But to return from this not altogether irrelevant digression. Mr. Irving ascended the pulpit at eleven o'clock. The first effect of his appearance is extremely startling. He is considerably more than six feet high. He has a pallid face-the outline rather triangular than oval the features regular and manly. The most striking circumstance about his head is a profusion of coarse, jet-black hair, which is carefully divided in the centre and combed down on either side, after the Italian fashion in the middle ages. The eye-brows and whiskers are in equal abundance. Upon the whole, we thought the entire countenance much more Italian than Scotch, and imagined that we could discover in the softness and regularity about the mouth and chin some resemblance to the Bonaparte family. There is a strongly marked

The Oracles of God; Four Orations. Judgment to come, an argument in Nine Parts, pp. 548.

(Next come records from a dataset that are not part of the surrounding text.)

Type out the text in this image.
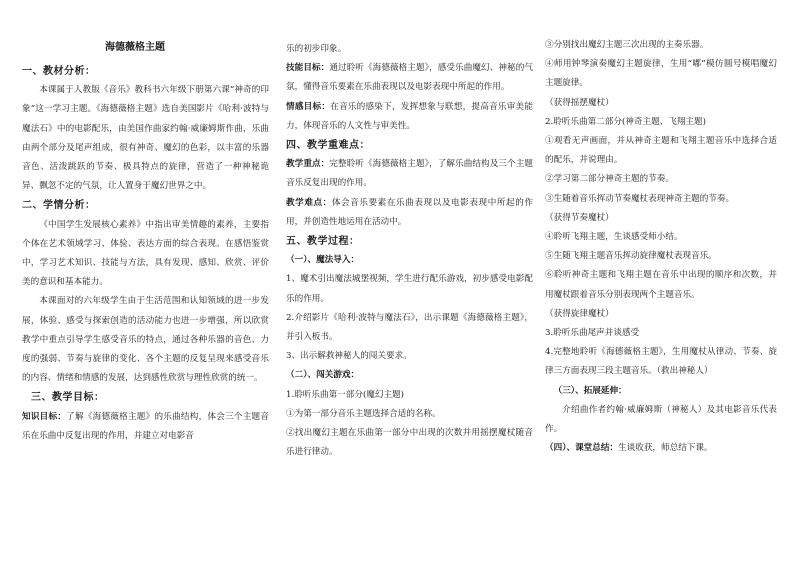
海德薇格主题

一、教材分析：

本课属于人教版《音乐》教科书六年级下册第六课“神奇的印象”这一学习主题。《海德薇格主题》选自美国影片《哈利·波特与魔法石》中的电影配乐，由美国作曲家约翰·威廉姆斯作曲，乐曲由两个部分及尾声组成，很有神奇、魔幻的色彩，以丰富的乐器音色、活泼跳跃的节奏、极具特点的旋律，营造了一种神秘诡异、飘忽不定的气氛，让人置身于魔幻世界之中。

二、学情分析：

《中国学生发展核心素养》中指出审美情趣的素养，主要指个体在艺术领域学习、体验、表达方面的综合表现。在感悟鉴赏中，学习艺术知识、技能与方法，具有发现、感知、欣赏、评价美的意识和基本能力。

本课面对的六年级学生由于生活范围和认知领域的进一步发展，体验、感受与探索创造的活动能力也进一步增强，所以欣赏教学中重点引导学生感受音乐的特点，通过各种乐器的音色、力度的强弱、节奏与旋律的变化、各个主题的反复呈现来感受音乐的内容、情绪和情感的发展，达到感性欣赏与理性欣赏的统一。

三、教学目标：

知识目标：了解《海德薇格主题》的乐曲结构，体会三个主题音乐在乐曲中反复出现的作用，并建立对电影音

乐的初步印象。

技能目标：通过聆听《海德薇格主题》，感受乐曲魔幻、神秘的气氛，懂得音乐要素在乐曲表现以及电影表现中所起的作用。

情感目标：在音乐的感染下，发挥想象与联想，提高音乐审美能力，体现音乐的人文性与审美性。

四、教学重难点：

教学重点：完整聆听《海德薇格主题》，了解乐曲结构及三个主题音乐反复出现的作用。

教学难点：体会音乐要素在乐曲表现以及电影表现中所起的作用，并创造性地运用在活动中。

五、教学过程：

（一）、魔法导入：

1、魔术引出魔法城堡视频，学生进行配乐游戏，初步感受电影配乐的作用。

2.介绍影片《哈利·波特与魔法石》，出示课题《海德薇格主题》，并引入板书。

3、出示解救神秘人的闯关要求。

（二）、闯关游戏：

1.聆听乐曲第一部分(魔幻主题)

①为第一部分音乐主题选择合适的名称。

②找出魔幻主题在乐曲第一部分中出现的次数并用摇摆魔杖随音乐进行律动。

③分别找出魔幻主题三次出现的主奏乐器。

④师用钟琴演奏魔幻主题旋律，生用“嘟”模仿圆号模唱魔幻主题旋律。

（获得摇摆魔杖）

2.聆听乐曲第二部分(神奇主题、飞翔主题)

①观看无声画面，并从神奇主题和飞翔主题音乐中选择合适的配乐，并说理由。

②学习第二部分神奇主题的节奏。

③生随着音乐挥动节奏魔杖表现神奇主题的节奏。

（获得节奏魔杖）

④聆听飞翔主题，生谈感受师小结。

⑤生随飞翔主题音乐挥动旋律魔杖表现音乐。

⑥聆听神奇主题和飞翔主题在音乐中出现的顺序和次数，并用魔杖跟着音乐分别表现两个主题音乐。

（获得旋律魔杖）

3.聆听乐曲尾声并谈感受

4.完整地聆听《海德薇格主题》，生用魔杖从律动、节奏、旋律三方面表现三段主题音乐。（救出神秘人）

（三）、拓展延伸：

介绍曲作者约翰·威廉姆斯（神秘人）及其电影音乐代表作。

（四）、课堂总结：生谈收获，师总结下课。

organical defect in the eyes: when upturned, they convey the idea of absolute blindness. The forehead is high and handsome, and far too anxiously displayed. We were sorry to see Mr. Irving's fingers so frequently at work in that quarter to keep the hair in its upturned position. The petty care bestowed upon this point, and the toilet-associations connected with bleached shirt-wrists, starched collar, and cherished whiskers, greatly detracted from his dignity of aspect, and reduced what might have been really imposing into an air of mere terrific dandyism. His age, we understand, is about forty years. If any one should ask us, take him all in all, what he looked most like, we should say, that when he first glided into view, his towering figure, sable habiliments, pallid visage, and the theatrical adjustment of his black and bushy hair, reminded us of the entry of a wonder-working magician upon the boards of a real theatre.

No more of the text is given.